ちょっと小難しい概念なので、もしアタマが受け付けない場合は、ひとまずグナがなんなのかということは置いておいて、ただ「周りの世界」と捉えていても大丈夫かと思います。
「本当は全て満たされている自分自身に気づいた時、周りの世界に対する渇望がなくなる」のように捉えておけば良いかと思います。
1.3節でプルシャは「観る者」と表現されていましたが、その観ている対象(世界・自性・プラクリティ)は、3つの要素「グナ」のバランスによって生まれたと定義されます。
3つのグナ(トリグナ)とは
- サットヴァ(純粋性)
- ラジャス(動性・激性)
- タマス(停滞性・惰性)
元々、全ては純粋で均一であった世界が、ラジャスとタマスが生まれることでバランスが崩れ、様々なものが生まれたと言われます(宇宙の始まり、ビッグバンがそれにあたるのかもしれません)。
人間一人についても同じように、元々の真我はサットヴァなのですが、ラジャスとタマスによって体と心が生まれ、周りの世界に影響を受けて揺れ動き、いろいろな経験をしながら一生を送るようにつくられています。
アーユルヴェーダでも同じトリグナの概念を用いて、バランスを取りサットヴァを増やすための食べ物や技術などを示しています。
≫食べ物で、心も変わる 〜アーユルヴェーダとトリグナ(サットヴァ・ラジャス・タマス)〜
真我の存在に気づかず、心と体が自分自身だと思っているうちは、世界に対する渇望が消えることはありません。周りに期待したり、自分の体を美しくしようと執着したり、いろいろな雑念に惑わされ続けます。
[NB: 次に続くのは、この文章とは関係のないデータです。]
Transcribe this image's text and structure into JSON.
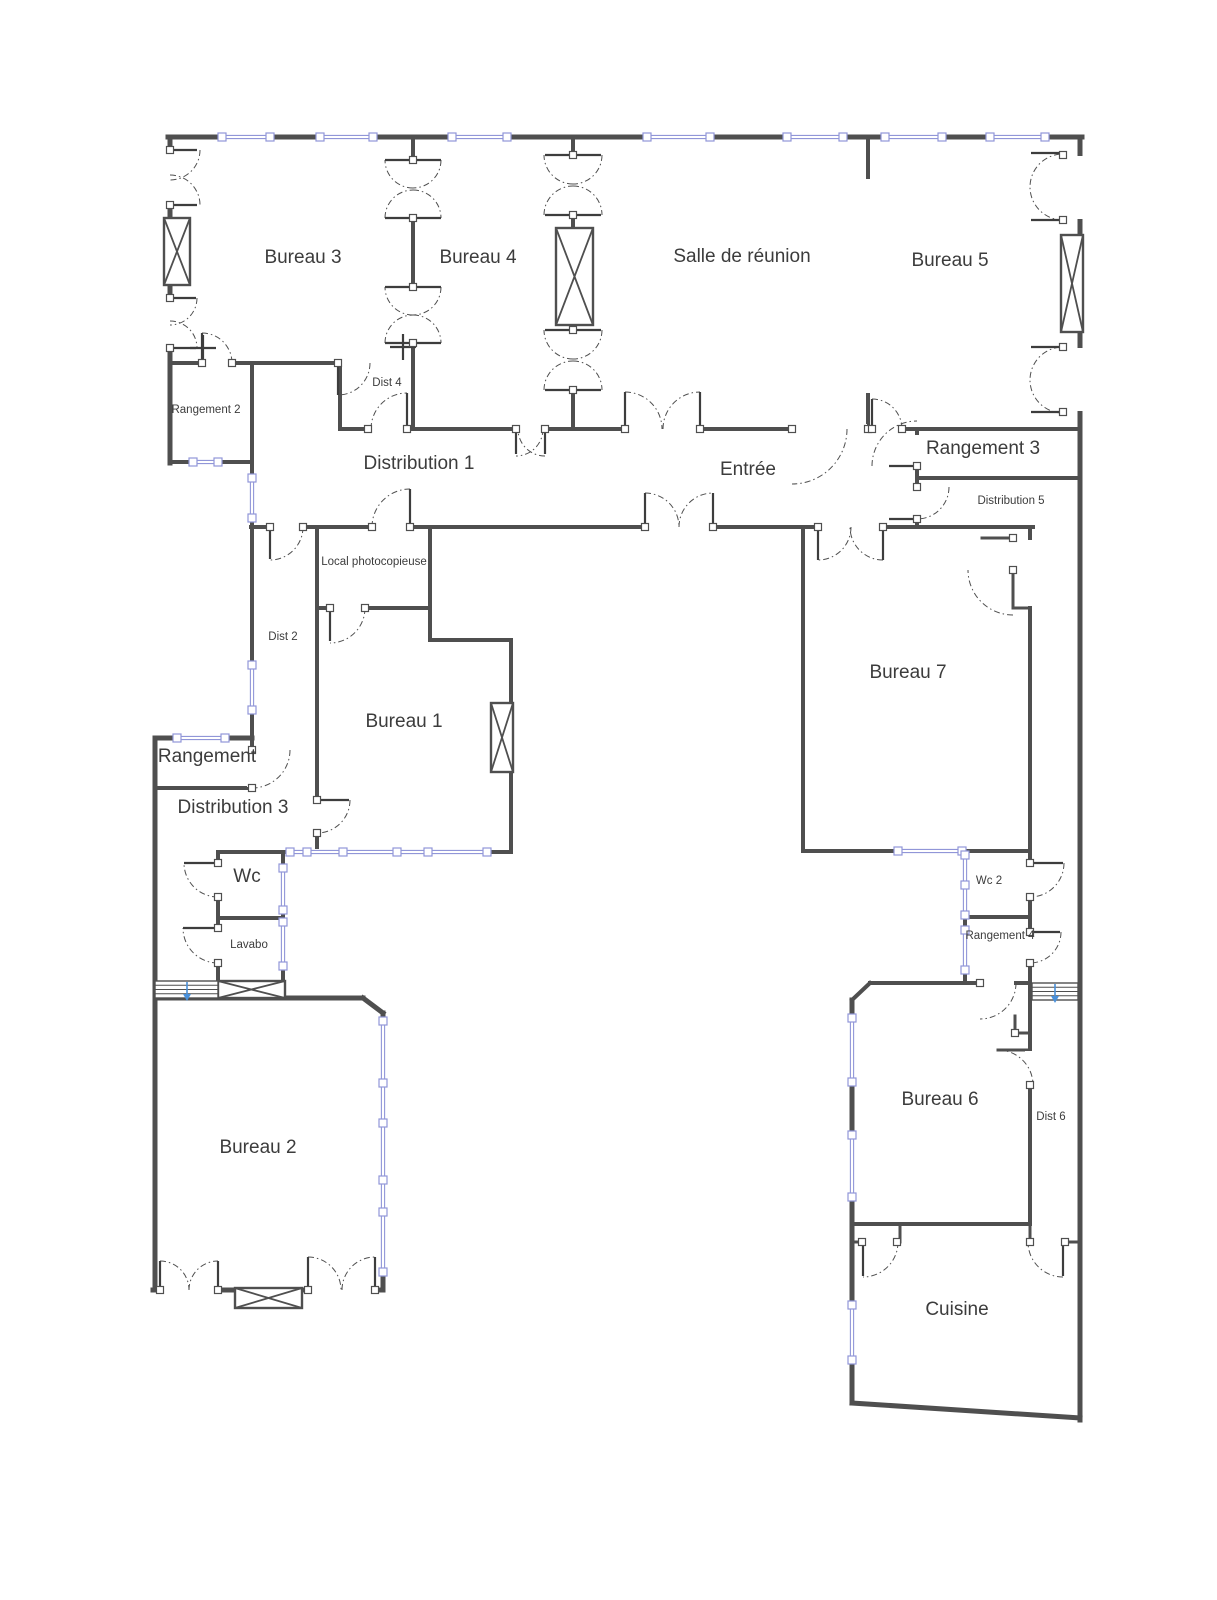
{
  "title": "Plan d'étage bureaux",
  "colors": {
    "background": "#ffffff",
    "wall": "#4f4f4f",
    "wall_thin": "#5a5a5a",
    "window": "#9196d8",
    "window_fill": "#ffffff",
    "door": "#4f4f4f",
    "label": "#3c3c3c",
    "stair_arrow": "#4a90d9"
  },
  "rooms": [
    {
      "id": "bureau-3",
      "label": "Bureau 3",
      "x": 303,
      "y": 258,
      "size": 19
    },
    {
      "id": "bureau-4",
      "label": "Bureau 4",
      "x": 478,
      "y": 258,
      "size": 19
    },
    {
      "id": "salle-de-reunion",
      "label": "Salle de réunion",
      "x": 742,
      "y": 257,
      "size": 19
    },
    {
      "id": "bureau-5",
      "label": "Bureau 5",
      "x": 950,
      "y": 261,
      "size": 19
    },
    {
      "id": "rangement-2",
      "label": "Rangement 2",
      "x": 206,
      "y": 410,
      "size": 11.5
    },
    {
      "id": "dist-4",
      "label": "Dist 4",
      "x": 387,
      "y": 383,
      "size": 11.5
    },
    {
      "id": "distribution-1",
      "label": "Distribution 1",
      "x": 419,
      "y": 464,
      "size": 19
    },
    {
      "id": "entree",
      "label": "Entrée",
      "x": 748,
      "y": 470,
      "size": 19
    },
    {
      "id": "rangement-3",
      "label": "Rangement 3",
      "x": 983,
      "y": 449,
      "size": 19
    },
    {
      "id": "distribution-5",
      "label": "Distribution 5",
      "x": 1011,
      "y": 501,
      "size": 11.5
    },
    {
      "id": "local-photocopieuse",
      "label": "Local photocopieuse",
      "x": 374,
      "y": 562,
      "size": 11.5
    },
    {
      "id": "dist-2",
      "label": "Dist 2",
      "x": 283,
      "y": 637,
      "size": 11.5
    },
    {
      "id": "bureau-1",
      "label": "Bureau 1",
      "x": 404,
      "y": 722,
      "size": 19
    },
    {
      "id": "bureau-7",
      "label": "Bureau 7",
      "x": 908,
      "y": 673,
      "size": 19
    },
    {
      "id": "rangement",
      "label": "Rangement",
      "x": 207,
      "y": 757,
      "size": 19
    },
    {
      "id": "distribution-3",
      "label": "Distribution 3",
      "x": 233,
      "y": 808,
      "size": 19
    },
    {
      "id": "wc",
      "label": "Wc",
      "x": 247,
      "y": 877,
      "size": 19
    },
    {
      "id": "lavabo",
      "label": "Lavabo",
      "x": 249,
      "y": 945,
      "size": 11.5
    },
    {
      "id": "wc-2",
      "label": "Wc 2",
      "x": 989,
      "y": 881,
      "size": 11.5
    },
    {
      "id": "rangement-4",
      "label": "Rangement 4",
      "x": 1000,
      "y": 936,
      "size": 11.5
    },
    {
      "id": "bureau-2",
      "label": "Bureau 2",
      "x": 258,
      "y": 1148,
      "size": 19
    },
    {
      "id": "bureau-6",
      "label": "Bureau 6",
      "x": 940,
      "y": 1100,
      "size": 19
    },
    {
      "id": "dist-6",
      "label": "Dist 6",
      "x": 1051,
      "y": 1117,
      "size": 11.5
    },
    {
      "id": "cuisine",
      "label": "Cuisine",
      "x": 957,
      "y": 1310,
      "size": 19
    }
  ],
  "walls": [
    [
      168,
      137,
      1082,
      137,
      5
    ],
    [
      1080,
      137,
      1080,
      1420,
      5
    ],
    [
      170,
      137,
      170,
      463,
      5
    ],
    [
      170,
      462,
      252,
      462,
      4
    ],
    [
      252,
      363,
      252,
      750,
      4
    ],
    [
      170,
      363,
      338,
      363,
      4
    ],
    [
      155,
      738,
      252,
      738,
      5
    ],
    [
      155,
      738,
      155,
      1290,
      5
    ],
    [
      155,
      788,
      252,
      788,
      4
    ],
    [
      340,
      363,
      340,
      429,
      4
    ],
    [
      413,
      137,
      413,
      429,
      4
    ],
    [
      573,
      137,
      573,
      429,
      4
    ],
    [
      868,
      137,
      868,
      177,
      4
    ],
    [
      868,
      395,
      868,
      429,
      4
    ],
    [
      340,
      429,
      1080,
      429,
      4
    ],
    [
      917,
      430,
      917,
      527,
      4
    ],
    [
      917,
      478,
      1080,
      478,
      4
    ],
    [
      251,
      527,
      1033,
      527,
      4
    ],
    [
      317,
      527,
      317,
      852,
      4
    ],
    [
      430,
      527,
      430,
      640,
      4
    ],
    [
      317,
      608,
      430,
      608,
      4
    ],
    [
      430,
      640,
      511,
      640,
      4
    ],
    [
      511,
      640,
      511,
      852,
      4
    ],
    [
      218,
      852,
      511,
      852,
      4
    ],
    [
      218,
      852,
      218,
      997,
      4
    ],
    [
      283,
      852,
      283,
      981,
      4
    ],
    [
      218,
      918,
      283,
      918,
      4
    ],
    [
      155,
      998,
      363,
      998,
      5
    ],
    [
      363,
      998,
      383,
      1013,
      5
    ],
    [
      383,
      1013,
      383,
      1290,
      5
    ],
    [
      153,
      1290,
      383,
      1290,
      5
    ],
    [
      803,
      527,
      803,
      851,
      4
    ],
    [
      803,
      851,
      1030,
      851,
      4
    ],
    [
      1030,
      527,
      1030,
      538,
      4
    ],
    [
      1030,
      608,
      1030,
      851,
      4
    ],
    [
      982,
      538,
      1013,
      538,
      3
    ],
    [
      1013,
      570,
      1013,
      608,
      3
    ],
    [
      1013,
      608,
      1030,
      608,
      3
    ],
    [
      965,
      851,
      965,
      983,
      4
    ],
    [
      965,
      917,
      1030,
      917,
      4
    ],
    [
      1030,
      851,
      1030,
      983,
      4
    ],
    [
      870,
      983,
      1030,
      983,
      4
    ],
    [
      870,
      983,
      852,
      1000,
      4
    ],
    [
      852,
      1000,
      852,
      1403,
      5
    ],
    [
      1030,
      983,
      1030,
      1224,
      4
    ],
    [
      1015,
      1016,
      1015,
      1033,
      3
    ],
    [
      1015,
      1033,
      1030,
      1033,
      3
    ],
    [
      998,
      1050,
      1030,
      1050,
      3
    ],
    [
      852,
      1224,
      1030,
      1224,
      4
    ],
    [
      900,
      1224,
      900,
      1242,
      3
    ],
    [
      1030,
      1224,
      1030,
      1242,
      3
    ],
    [
      852,
      1242,
      862,
      1242,
      3
    ],
    [
      1065,
      1242,
      1080,
      1242,
      3
    ],
    [
      852,
      1403,
      1080,
      1418,
      5
    ]
  ],
  "gaps": [
    [
      164,
      150,
      11,
      55
    ],
    [
      164,
      298,
      11,
      50
    ],
    [
      202,
      357,
      30,
      11
    ],
    [
      407,
      161,
      11,
      56
    ],
    [
      407,
      288,
      11,
      54
    ],
    [
      567,
      156,
      11,
      58
    ],
    [
      567,
      331,
      11,
      58
    ],
    [
      369,
      424,
      37,
      10
    ],
    [
      517,
      424,
      27,
      10
    ],
    [
      626,
      424,
      73,
      10
    ],
    [
      793,
      424,
      74,
      10
    ],
    [
      873,
      424,
      28,
      10
    ],
    [
      912,
      435,
      10,
      30
    ],
    [
      912,
      488,
      10,
      30
    ],
    [
      271,
      522,
      31,
      10
    ],
    [
      373,
      522,
      36,
      10
    ],
    [
      646,
      522,
      66,
      10
    ],
    [
      819,
      522,
      63,
      10
    ],
    [
      312,
      801,
      10,
      31
    ],
    [
      331,
      603,
      33,
      10
    ],
    [
      247,
      751,
      10,
      36
    ],
    [
      213,
      864,
      10,
      32
    ],
    [
      213,
      929,
      10,
      33
    ],
    [
      161,
      1284,
      56,
      11
    ],
    [
      309,
      1284,
      65,
      11
    ],
    [
      1025,
      864,
      10,
      32
    ],
    [
      1025,
      933,
      10,
      29
    ],
    [
      1025,
      1051,
      10,
      33
    ],
    [
      981,
      978,
      33,
      10
    ],
    [
      1074,
      156,
      11,
      63
    ],
    [
      1074,
      348,
      11,
      63
    ]
  ],
  "windows": [
    {
      "o": "h",
      "c": 137,
      "a": 222,
      "b": 270,
      "m": []
    },
    {
      "o": "h",
      "c": 137,
      "a": 320,
      "b": 373,
      "m": []
    },
    {
      "o": "h",
      "c": 137,
      "a": 452,
      "b": 507,
      "m": []
    },
    {
      "o": "h",
      "c": 137,
      "a": 647,
      "b": 710,
      "m": []
    },
    {
      "o": "h",
      "c": 137,
      "a": 787,
      "b": 843,
      "m": []
    },
    {
      "o": "h",
      "c": 137,
      "a": 885,
      "b": 942,
      "m": []
    },
    {
      "o": "h",
      "c": 137,
      "a": 990,
      "b": 1045,
      "m": []
    },
    {
      "o": "h",
      "c": 462,
      "a": 193,
      "b": 218,
      "m": []
    },
    {
      "o": "h",
      "c": 738,
      "a": 177,
      "b": 225,
      "m": []
    },
    {
      "o": "h",
      "c": 852,
      "a": 290,
      "b": 487,
      "m": [
        307,
        343,
        397,
        428
      ]
    },
    {
      "o": "h",
      "c": 851,
      "a": 898,
      "b": 962,
      "m": []
    },
    {
      "o": "v",
      "c": 252,
      "a": 478,
      "b": 518,
      "m": []
    },
    {
      "o": "v",
      "c": 252,
      "a": 665,
      "b": 710,
      "m": []
    },
    {
      "o": "v",
      "c": 283,
      "a": 868,
      "b": 910,
      "m": []
    },
    {
      "o": "v",
      "c": 283,
      "a": 922,
      "b": 966,
      "m": []
    },
    {
      "o": "v",
      "c": 383,
      "a": 1021,
      "b": 1272,
      "m": [
        1083,
        1123,
        1180,
        1212
      ]
    },
    {
      "o": "v",
      "c": 965,
      "a": 855,
      "b": 915,
      "m": [
        885
      ]
    },
    {
      "o": "v",
      "c": 965,
      "a": 930,
      "b": 970,
      "m": []
    },
    {
      "o": "v",
      "c": 852,
      "a": 1018,
      "b": 1082,
      "m": []
    },
    {
      "o": "v",
      "c": 852,
      "a": 1135,
      "b": 1197,
      "m": []
    },
    {
      "o": "v",
      "c": 852,
      "a": 1305,
      "b": 1360,
      "m": []
    }
  ],
  "doors": [
    [
      170,
      150,
      30,
      0,
      90
    ],
    [
      170,
      205,
      30,
      -90,
      0
    ],
    [
      170,
      298,
      27,
      0,
      90
    ],
    [
      170,
      348,
      27,
      -90,
      0
    ],
    [
      202,
      363,
      30,
      -90,
      0
    ],
    [
      338,
      363,
      32,
      0,
      90
    ],
    [
      413,
      160,
      28,
      90,
      180
    ],
    [
      413,
      218,
      28,
      180,
      270
    ],
    [
      413,
      160,
      28,
      0,
      90
    ],
    [
      413,
      218,
      28,
      -90,
      0
    ],
    [
      413,
      287,
      28,
      90,
      180
    ],
    [
      413,
      343,
      28,
      180,
      270
    ],
    [
      413,
      287,
      28,
      0,
      90
    ],
    [
      413,
      343,
      28,
      -90,
      0
    ],
    [
      573,
      155,
      29,
      90,
      180
    ],
    [
      573,
      215,
      29,
      180,
      270
    ],
    [
      573,
      155,
      29,
      0,
      90
    ],
    [
      573,
      215,
      29,
      -90,
      0
    ],
    [
      573,
      330,
      29,
      90,
      180
    ],
    [
      573,
      390,
      29,
      180,
      270
    ],
    [
      573,
      330,
      29,
      0,
      90
    ],
    [
      573,
      390,
      29,
      -90,
      0
    ],
    [
      516,
      429,
      27,
      0,
      90
    ],
    [
      545,
      429,
      27,
      90,
      180
    ],
    [
      625,
      429,
      37,
      -90,
      0
    ],
    [
      700,
      429,
      37,
      180,
      270
    ],
    [
      792,
      429,
      55,
      0,
      90
    ],
    [
      872,
      429,
      30,
      -90,
      0
    ],
    [
      407,
      429,
      36,
      180,
      270
    ],
    [
      917,
      466,
      45,
      180,
      270
    ],
    [
      917,
      487,
      32,
      0,
      90
    ],
    [
      270,
      527,
      33,
      0,
      90
    ],
    [
      410,
      527,
      38,
      180,
      270
    ],
    [
      645,
      527,
      34,
      -90,
      0
    ],
    [
      713,
      527,
      34,
      180,
      270
    ],
    [
      818,
      527,
      33,
      0,
      90
    ],
    [
      883,
      527,
      33,
      90,
      180
    ],
    [
      1013,
      570,
      45,
      90,
      180
    ],
    [
      330,
      608,
      35,
      0,
      90
    ],
    [
      317,
      800,
      33,
      0,
      90
    ],
    [
      252,
      750,
      38,
      0,
      90
    ],
    [
      218,
      863,
      34,
      90,
      180
    ],
    [
      218,
      928,
      35,
      90,
      180
    ],
    [
      160,
      1290,
      29,
      -90,
      0
    ],
    [
      218,
      1290,
      29,
      180,
      270
    ],
    [
      308,
      1290,
      33,
      -90,
      0
    ],
    [
      375,
      1290,
      33,
      180,
      270
    ],
    [
      1030,
      863,
      34,
      0,
      90
    ],
    [
      1030,
      932,
      31,
      0,
      90
    ],
    [
      980,
      983,
      36,
      0,
      90
    ],
    [
      998,
      1085,
      35,
      -90,
      0
    ],
    [
      863,
      1242,
      35,
      0,
      90
    ],
    [
      1063,
      1242,
      35,
      90,
      180
    ],
    [
      1063,
      187,
      33,
      90,
      270
    ],
    [
      1063,
      380,
      33,
      90,
      270
    ]
  ],
  "leaves": [
    [
      170,
      150,
      197,
      150
    ],
    [
      170,
      205,
      197,
      205
    ],
    [
      170,
      298,
      196,
      298
    ],
    [
      170,
      348,
      196,
      348
    ],
    [
      385,
      160,
      441,
      160
    ],
    [
      385,
      218,
      441,
      218
    ],
    [
      385,
      287,
      441,
      287
    ],
    [
      385,
      343,
      441,
      343
    ],
    [
      545,
      155,
      601,
      155
    ],
    [
      545,
      215,
      601,
      215
    ],
    [
      545,
      330,
      601,
      330
    ],
    [
      545,
      390,
      601,
      390
    ],
    [
      625,
      392,
      625,
      429
    ],
    [
      700,
      392,
      700,
      429
    ],
    [
      516,
      429,
      516,
      454
    ],
    [
      545,
      429,
      545,
      454
    ],
    [
      202,
      333,
      202,
      363
    ],
    [
      338,
      363,
      338,
      395
    ],
    [
      407,
      393,
      407,
      429
    ],
    [
      645,
      493,
      645,
      527
    ],
    [
      713,
      493,
      713,
      527
    ],
    [
      818,
      527,
      818,
      560
    ],
    [
      883,
      527,
      883,
      560
    ],
    [
      889,
      466,
      917,
      466
    ],
    [
      889,
      519,
      917,
      519
    ],
    [
      270,
      527,
      270,
      559
    ],
    [
      410,
      489,
      410,
      527
    ],
    [
      330,
      608,
      330,
      641
    ],
    [
      317,
      800,
      349,
      800
    ],
    [
      184,
      863,
      218,
      863
    ],
    [
      183,
      928,
      218,
      928
    ],
    [
      160,
      1261,
      160,
      1290
    ],
    [
      218,
      1261,
      218,
      1290
    ],
    [
      308,
      1257,
      308,
      1290
    ],
    [
      375,
      1257,
      375,
      1290
    ],
    [
      1030,
      863,
      1063,
      863
    ],
    [
      1030,
      932,
      1060,
      932
    ],
    [
      863,
      1242,
      863,
      1276
    ],
    [
      1063,
      1242,
      1063,
      1276
    ],
    [
      1031,
      153,
      1063,
      153
    ],
    [
      1031,
      220,
      1063,
      220
    ],
    [
      1031,
      347,
      1063,
      347
    ],
    [
      1031,
      412,
      1063,
      412
    ],
    [
      190,
      348,
      216,
      348
    ],
    [
      203,
      335,
      203,
      361
    ],
    [
      390,
      347,
      416,
      347
    ],
    [
      403,
      334,
      403,
      360
    ],
    [
      872,
      399,
      872,
      429
    ]
  ],
  "jambs": [
    [
      170,
      150
    ],
    [
      170,
      205
    ],
    [
      170,
      298
    ],
    [
      170,
      348
    ],
    [
      202,
      363
    ],
    [
      232,
      363
    ],
    [
      338,
      363
    ],
    [
      413,
      160
    ],
    [
      413,
      218
    ],
    [
      413,
      287
    ],
    [
      413,
      343
    ],
    [
      573,
      155
    ],
    [
      573,
      215
    ],
    [
      573,
      330
    ],
    [
      573,
      390
    ],
    [
      516,
      429
    ],
    [
      545,
      429
    ],
    [
      625,
      429
    ],
    [
      700,
      429
    ],
    [
      792,
      429
    ],
    [
      868,
      429
    ],
    [
      872,
      429
    ],
    [
      902,
      429
    ],
    [
      368,
      429
    ],
    [
      407,
      429
    ],
    [
      917,
      466
    ],
    [
      917,
      487
    ],
    [
      917,
      519
    ],
    [
      270,
      527
    ],
    [
      303,
      527
    ],
    [
      372,
      527
    ],
    [
      410,
      527
    ],
    [
      645,
      527
    ],
    [
      713,
      527
    ],
    [
      818,
      527
    ],
    [
      883,
      527
    ],
    [
      1013,
      538
    ],
    [
      1013,
      570
    ],
    [
      330,
      608
    ],
    [
      365,
      608
    ],
    [
      317,
      800
    ],
    [
      317,
      833
    ],
    [
      252,
      750
    ],
    [
      252,
      788
    ],
    [
      218,
      863
    ],
    [
      218,
      897
    ],
    [
      218,
      928
    ],
    [
      218,
      963
    ],
    [
      160,
      1290
    ],
    [
      218,
      1290
    ],
    [
      308,
      1290
    ],
    [
      375,
      1290
    ],
    [
      1030,
      863
    ],
    [
      1030,
      897
    ],
    [
      1030,
      932
    ],
    [
      1030,
      963
    ],
    [
      980,
      983
    ],
    [
      1015,
      1033
    ],
    [
      1030,
      1085
    ],
    [
      862,
      1242
    ],
    [
      897,
      1242
    ],
    [
      1030,
      1242
    ],
    [
      1065,
      1242
    ],
    [
      1063,
      155
    ],
    [
      1063,
      220
    ],
    [
      1063,
      347
    ],
    [
      1063,
      412
    ]
  ],
  "shafts": [
    [
      164,
      218,
      26,
      67
    ],
    [
      556,
      228,
      37,
      97
    ],
    [
      1061,
      235,
      22,
      97
    ],
    [
      491,
      703,
      22,
      69
    ],
    [
      218,
      981,
      67,
      17
    ],
    [
      235,
      1288,
      67,
      20
    ]
  ],
  "stairs": [
    {
      "x": 155,
      "y": 981,
      "w": 63,
      "h": 17,
      "arrow_x": 187
    },
    {
      "x": 1032,
      "y": 983,
      "w": 46,
      "h": 17,
      "arrow_x": 1055
    }
  ],
  "canvas": {
    "width": 1217,
    "height": 1600
  }
}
完全にサットヴァ(純粋)な真我こそが自分自身だと気づいた時、世界に対して何かを求める必要がないということを悟り、真我に経験を与えるというグナの働きも終わり、渇望がなくなります。
俗に言う「悟った」というのはこういう状態のことを言うのでしょう。
「悟る」にはなにか目的語が必要ですが、この場合は「世界の真理」とでも言うのでしょうか。その真理が本当に正しいのかどうかは、科学などでは測りようがないので、自分自身の洞察力をもって見極める必要があります。ヘンな教えを信じ込んで「悟った」と思っていると、自分も周りもおかしなことになっていきます。
たくさんの人に読まれてきた聖典とはいえ、ヨーガスートラも慎重に洞察力をもって読んでいく必要があります。
また、原典に明示的に書かれているわけではないように思えましたが、2氏ともにこの離欲を1.15節の一般的な離欲とは分けて、「至上の離欲」であると述べています。
一般的な離欲を土台として、至上の離欲へと向かっていくという階梯を表現したかったように思えます。おそらくヨーガスートラ以外の様々なインド哲学を踏まえてこのように解釈されたのかもしれません。